For more than a decade, the Larch have been making first-class British rock in Brooklyn. Frontman/guitarist Ian Roure’s status as an expat has a lot to do with that. Like Squeeze, or Elvis Costello – an artist he’s often compared to – Roure writes sardonically about dysfunctional office scenarios, schizos with cellphones and post-9/11 American fascism to rival any scheme Margaret Thatcher ever devised. After a flirtation with sci-fi rock on 2009’s Gravity Rocks, Roure’s worldview has become bleaker, his cynicism deeper. His songwriting hit a high point with Larix Americana, a masterpiece of lyrical New York underground rock, released just over a couple of years ago. Where that album took a richly successful plunge into psychedelic rock, the band’s new album Days to the West blends new wave and psychedelia, Roure’s withering lyricism as acerbic as ever. If Larix Americana was their Argybargy, you could call this their West Side Story, a richly eclectic and powerful followup to a classic.

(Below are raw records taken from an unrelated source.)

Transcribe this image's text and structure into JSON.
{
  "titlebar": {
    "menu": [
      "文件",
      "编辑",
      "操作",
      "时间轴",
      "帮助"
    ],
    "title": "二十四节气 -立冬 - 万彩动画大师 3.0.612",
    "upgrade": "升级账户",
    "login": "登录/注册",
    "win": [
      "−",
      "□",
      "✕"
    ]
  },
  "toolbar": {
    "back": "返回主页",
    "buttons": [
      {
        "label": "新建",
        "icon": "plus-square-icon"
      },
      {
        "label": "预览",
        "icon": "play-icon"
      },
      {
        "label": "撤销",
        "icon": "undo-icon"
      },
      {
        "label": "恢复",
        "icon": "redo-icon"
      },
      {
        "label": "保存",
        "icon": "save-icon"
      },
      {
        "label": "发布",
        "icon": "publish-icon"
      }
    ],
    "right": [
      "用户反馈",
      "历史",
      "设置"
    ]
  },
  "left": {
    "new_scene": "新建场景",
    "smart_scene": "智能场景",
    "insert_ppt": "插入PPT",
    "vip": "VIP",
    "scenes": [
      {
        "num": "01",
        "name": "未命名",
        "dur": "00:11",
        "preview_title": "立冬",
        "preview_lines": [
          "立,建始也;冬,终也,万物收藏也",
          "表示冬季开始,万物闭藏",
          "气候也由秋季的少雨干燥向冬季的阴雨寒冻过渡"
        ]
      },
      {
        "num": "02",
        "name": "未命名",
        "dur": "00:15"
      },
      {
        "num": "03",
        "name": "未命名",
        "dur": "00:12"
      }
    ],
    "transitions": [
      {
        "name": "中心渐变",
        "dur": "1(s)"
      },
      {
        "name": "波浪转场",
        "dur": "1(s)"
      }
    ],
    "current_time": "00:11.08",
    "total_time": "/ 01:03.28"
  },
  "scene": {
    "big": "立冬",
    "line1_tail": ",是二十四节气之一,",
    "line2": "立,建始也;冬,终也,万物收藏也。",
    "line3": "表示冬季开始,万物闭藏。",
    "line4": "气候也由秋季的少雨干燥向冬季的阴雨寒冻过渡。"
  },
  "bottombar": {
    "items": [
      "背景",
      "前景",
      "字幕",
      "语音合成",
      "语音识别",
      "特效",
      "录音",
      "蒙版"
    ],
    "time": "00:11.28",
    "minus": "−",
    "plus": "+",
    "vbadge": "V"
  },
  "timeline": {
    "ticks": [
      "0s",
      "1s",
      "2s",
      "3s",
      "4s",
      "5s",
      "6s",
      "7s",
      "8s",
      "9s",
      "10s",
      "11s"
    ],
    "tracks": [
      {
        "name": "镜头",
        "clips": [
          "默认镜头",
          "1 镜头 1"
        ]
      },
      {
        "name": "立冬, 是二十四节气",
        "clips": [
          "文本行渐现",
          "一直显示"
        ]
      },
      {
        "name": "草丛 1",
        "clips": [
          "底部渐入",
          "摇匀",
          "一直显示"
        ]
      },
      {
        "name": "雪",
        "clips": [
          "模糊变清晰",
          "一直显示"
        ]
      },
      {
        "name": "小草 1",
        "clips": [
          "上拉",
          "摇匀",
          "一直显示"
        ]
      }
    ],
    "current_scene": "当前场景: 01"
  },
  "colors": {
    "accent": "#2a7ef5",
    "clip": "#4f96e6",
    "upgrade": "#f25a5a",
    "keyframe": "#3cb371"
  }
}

The new wave pulse of Tons of Time sets the tone: “We don’t know what we’re going for, but it’s not here,” Roure sings with a gentle insistence: it’s a knowing anthem for any would-be rockers “watching the game you’re not sure you can win…rock criticism with your pickle and cheese, living the life but you’re feeling the squeeze.” But there’s hope to ” meet the word outside this penny market town.” Roure takes a long, rippling, lickety-split wah guitar solo out.

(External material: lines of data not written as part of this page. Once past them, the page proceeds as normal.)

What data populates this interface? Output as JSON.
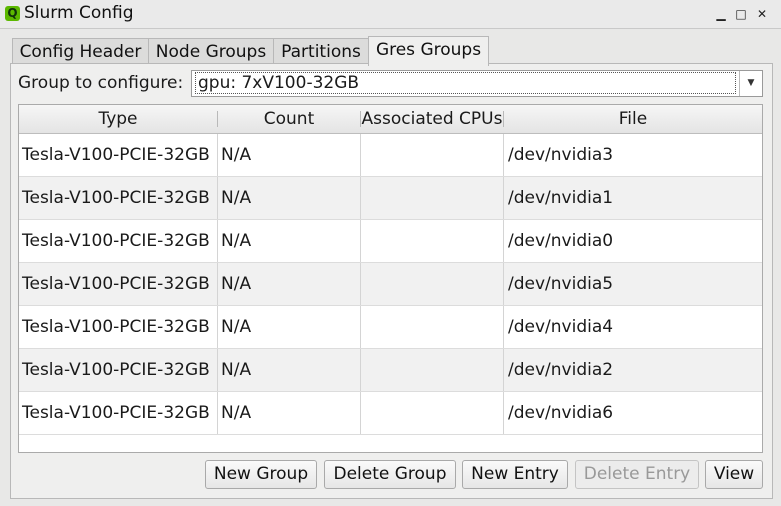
{
  "window": {
    "title": "Slurm Config",
    "app_icon_glyph": "Q",
    "icons": [
      "minimize-icon",
      "maximize-icon",
      "close-icon"
    ]
  },
  "tabs": [
    {
      "label": "Config Header"
    },
    {
      "label": "Node Groups"
    },
    {
      "label": "Partitions"
    },
    {
      "label": "Gres Groups",
      "active": true
    }
  ],
  "group": {
    "label": "Group to configure:",
    "value": "gpu: 7xV100-32GB"
  },
  "table": {
    "columns": [
      "Type",
      "Count",
      "Associated CPUs",
      "File"
    ],
    "rows": [
      {
        "type": "Tesla-V100-PCIE-32GB",
        "count": "N/A",
        "cpus": "",
        "file": "/dev/nvidia3"
      },
      {
        "type": "Tesla-V100-PCIE-32GB",
        "count": "N/A",
        "cpus": "",
        "file": "/dev/nvidia1"
      },
      {
        "type": "Tesla-V100-PCIE-32GB",
        "count": "N/A",
        "cpus": "",
        "file": "/dev/nvidia0"
      },
      {
        "type": "Tesla-V100-PCIE-32GB",
        "count": "N/A",
        "cpus": "",
        "file": "/dev/nvidia5"
      },
      {
        "type": "Tesla-V100-PCIE-32GB",
        "count": "N/A",
        "cpus": "",
        "file": "/dev/nvidia4"
      },
      {
        "type": "Tesla-V100-PCIE-32GB",
        "count": "N/A",
        "cpus": "",
        "file": "/dev/nvidia2"
      },
      {
        "type": "Tesla-V100-PCIE-32GB",
        "count": "N/A",
        "cpus": "",
        "file": "/dev/nvidia6"
      }
    ]
  },
  "buttons": {
    "new_group": "New Group",
    "delete_group": "Delete Group",
    "new_entry": "New Entry",
    "delete_entry": "Delete Entry",
    "view": "View"
  },
  "colors": {
    "accent": "#5cb800",
    "background": "#e8e8e7",
    "disabled_text": "#999999"
  }
}
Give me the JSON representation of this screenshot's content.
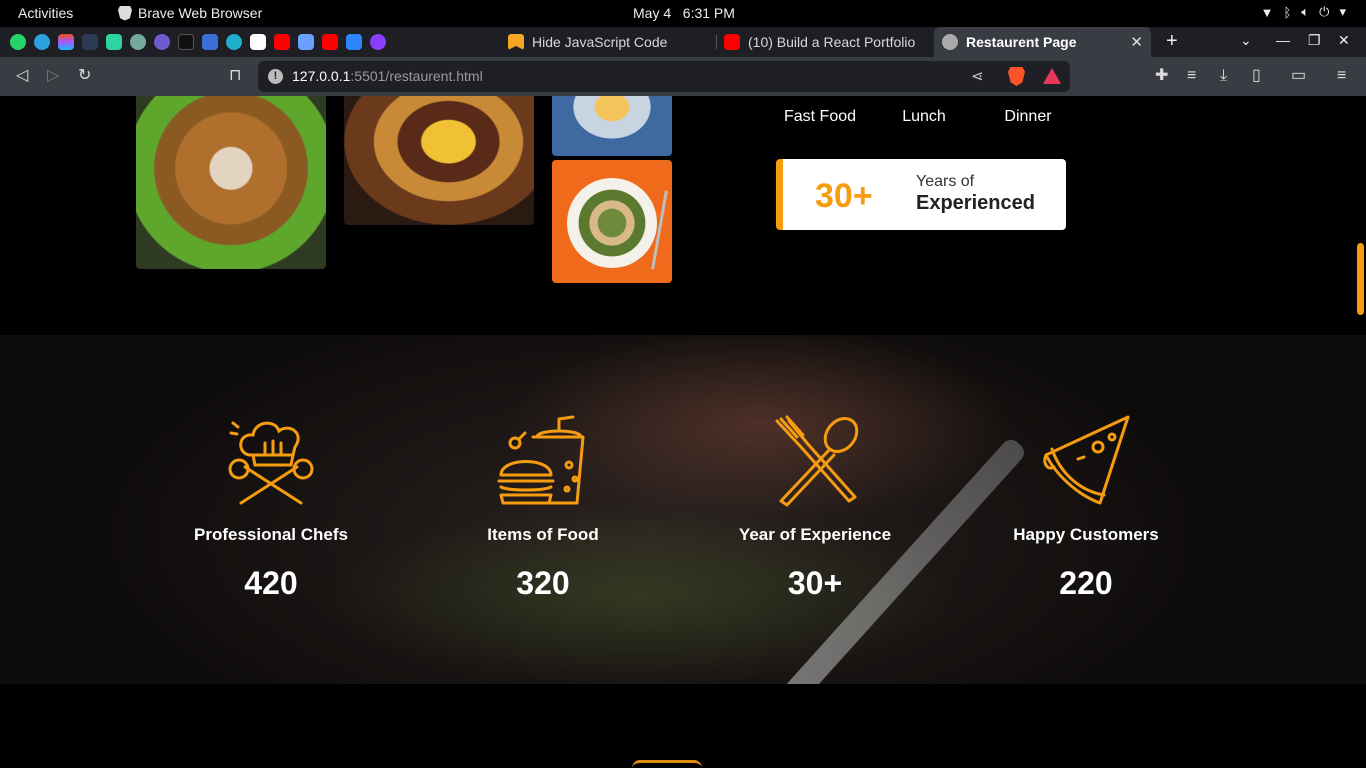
{
  "system_bar": {
    "activities": "Activities",
    "app_name": "Brave Web Browser",
    "date": "May 4",
    "time": "6:31 PM"
  },
  "tabs": [
    {
      "title": "Hide JavaScript Code",
      "active": false
    },
    {
      "title": "(10) Build a React Portfolio",
      "active": false
    },
    {
      "title": "Restaurent Page",
      "active": true
    }
  ],
  "pinned_icons": [
    "whatsapp-icon",
    "telegram-icon",
    "figma-icon",
    "extension-icon",
    "app-icon",
    "chatgpt-icon",
    "app-icon",
    "app-icon",
    "docs-icon",
    "play-icon",
    "app-icon",
    "youtube-icon",
    "app-icon",
    "youtube-icon",
    "app-icon",
    "app-icon"
  ],
  "address": {
    "host": "127.0.0.1",
    "path": ":5501/restaurent.html"
  },
  "categories": [
    "Fast Food",
    "Lunch",
    "Dinner"
  ],
  "experience_card": {
    "value": "30+",
    "line1": "Years of",
    "line2": "Experienced"
  },
  "stats": [
    {
      "icon": "chef-hat-icon",
      "label": "Professional Chefs",
      "value": "420"
    },
    {
      "icon": "burger-drink-icon",
      "label": "Items of Food",
      "value": "320"
    },
    {
      "icon": "fork-spoon-icon",
      "label": "Year of Experience",
      "value": "30+"
    },
    {
      "icon": "pizza-slice-icon",
      "label": "Happy Customers",
      "value": "220"
    }
  ],
  "colors": {
    "accent": "#f59c11",
    "page_bg": "#000000",
    "toolbar_bg": "#3a3c44"
  }
}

Monkey Happy Hour makes a slightly less caustic companion piece to LJ Murphy’s Happy Hour, a scenario that equates fratboy grotesquerie with post-office overindulgence, set to a terse riff that hits the chorus hard with a nice biting change. Already Lost Tomorrow is just as sardonic: like much of the Larch’s catalog, it could be just a bitter, brooding tale of a guy grabbing for all he can, or it could be a metaphor for disingenuous yuppie consumption, Liza Roure’s trebly organ mingling with a growling web of guitar and Ross Bonadonna’s melodic spiral-staircase bassline. Similarly, the title track, a lushly orchestrated, distantly Scottish-flavored 6/8 ballad, could simply be a reminiscence of watching a comet, or a metaphor for something far greater.

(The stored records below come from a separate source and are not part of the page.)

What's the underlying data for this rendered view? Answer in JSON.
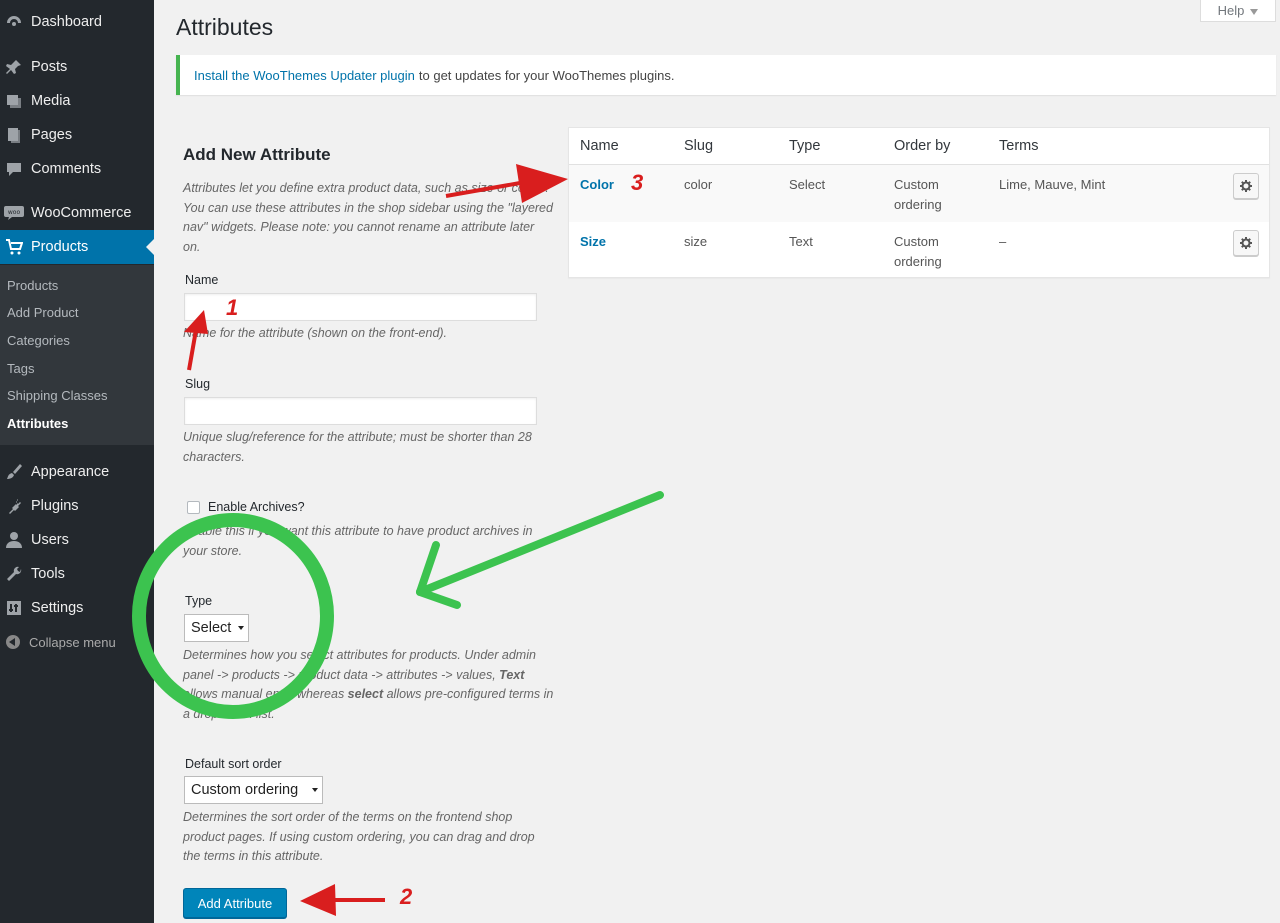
{
  "sidebar": {
    "items": [
      {
        "label": "Dashboard",
        "icon": "dashboard-icon"
      },
      {
        "label": "Posts",
        "icon": "pin-icon"
      },
      {
        "label": "Media",
        "icon": "media-icon"
      },
      {
        "label": "Pages",
        "icon": "pages-icon"
      },
      {
        "label": "Comments",
        "icon": "comments-icon"
      },
      {
        "label": "WooCommerce",
        "icon": "woo-icon"
      },
      {
        "label": "Products",
        "icon": "cart-icon"
      },
      {
        "label": "Appearance",
        "icon": "brush-icon"
      },
      {
        "label": "Plugins",
        "icon": "plugin-icon"
      },
      {
        "label": "Users",
        "icon": "user-icon"
      },
      {
        "label": "Tools",
        "icon": "wrench-icon"
      },
      {
        "label": "Settings",
        "icon": "settings-icon"
      }
    ],
    "submenu": [
      "Products",
      "Add Product",
      "Categories",
      "Tags",
      "Shipping Classes",
      "Attributes"
    ],
    "collapse_label": "Collapse menu"
  },
  "header": {
    "title": "Attributes",
    "help_label": "Help"
  },
  "notice": {
    "link_text": "Install the WooThemes Updater plugin",
    "text": "to get updates for your WooThemes plugins."
  },
  "form": {
    "heading": "Add New Attribute",
    "intro": "Attributes let you define extra product data, such as size or colour. You can use these attributes in the shop sidebar using the \"layered nav\" widgets. Please note: you cannot rename an attribute later on.",
    "name_label": "Name",
    "name_value": "",
    "name_desc": "Name for the attribute (shown on the front-end).",
    "slug_label": "Slug",
    "slug_value": "",
    "slug_desc": "Unique slug/reference for the attribute; must be shorter than 28 characters.",
    "archives_label": "Enable Archives?",
    "archives_desc": "Enable this if you want this attribute to have product archives in your store.",
    "type_label": "Type",
    "type_value": "Select",
    "type_desc_1": "Determines how you select attributes for products. Under admin panel -> products -> product data -> attributes -> values, ",
    "type_desc_text": "Text",
    "type_desc_2": " allows manual entry whereas ",
    "type_desc_select": "select",
    "type_desc_3": " allows pre-configured terms in a drop-down list.",
    "sort_label": "Default sort order",
    "sort_value": "Custom ordering",
    "sort_desc": "Determines the sort order of the terms on the frontend shop product pages. If using custom ordering, you can drag and drop the terms in this attribute.",
    "submit_label": "Add Attribute"
  },
  "table": {
    "headers": [
      "Name",
      "Slug",
      "Type",
      "Order by",
      "Terms"
    ],
    "rows": [
      {
        "name": "Color",
        "slug": "color",
        "type": "Select",
        "order1": "Custom",
        "order2": "ordering",
        "terms": "Lime, Mauve, Mint"
      },
      {
        "name": "Size",
        "slug": "size",
        "type": "Text",
        "order1": "Custom",
        "order2": "ordering",
        "terms": "–"
      }
    ]
  },
  "annotations": {
    "labels": [
      "1",
      "2",
      "3"
    ],
    "colors": {
      "red": "#d91e1e",
      "green": "#3cc34f"
    }
  }
}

Honey Bee works a catchy, Kinks-influenced verse, an upbeat look at “balancing the nectar and the sting.” With its hypnotic space-rock intro, outro and sizzling lead guitar, Midweek Nebula looks at a memorably twisted bunch of office weirdos from the other end of the telescope, a milieu that gets revisited even more caustically with Second Face, a warmly Costelloish new wave pop tune that grimly ponders the loss of an office alliance. And The Bishop’s Chair, with its synthesized bells and tongue-in-cheek backing vocals, pokes fun at how “before you know, those old beliefs are stretched beyond repair.” This particular bishop may think all eyes are on him, but they’re not. The album ends with a darkly ornate, keyboard-driven, late 60s style psychedelic Britfolk anthem, and a return to the more 80s-flavored psych-pop that has been the band’s stock in trade throughout their career. Not a single miss on this album: another winner from a group that deserves to be much bettter known than they are.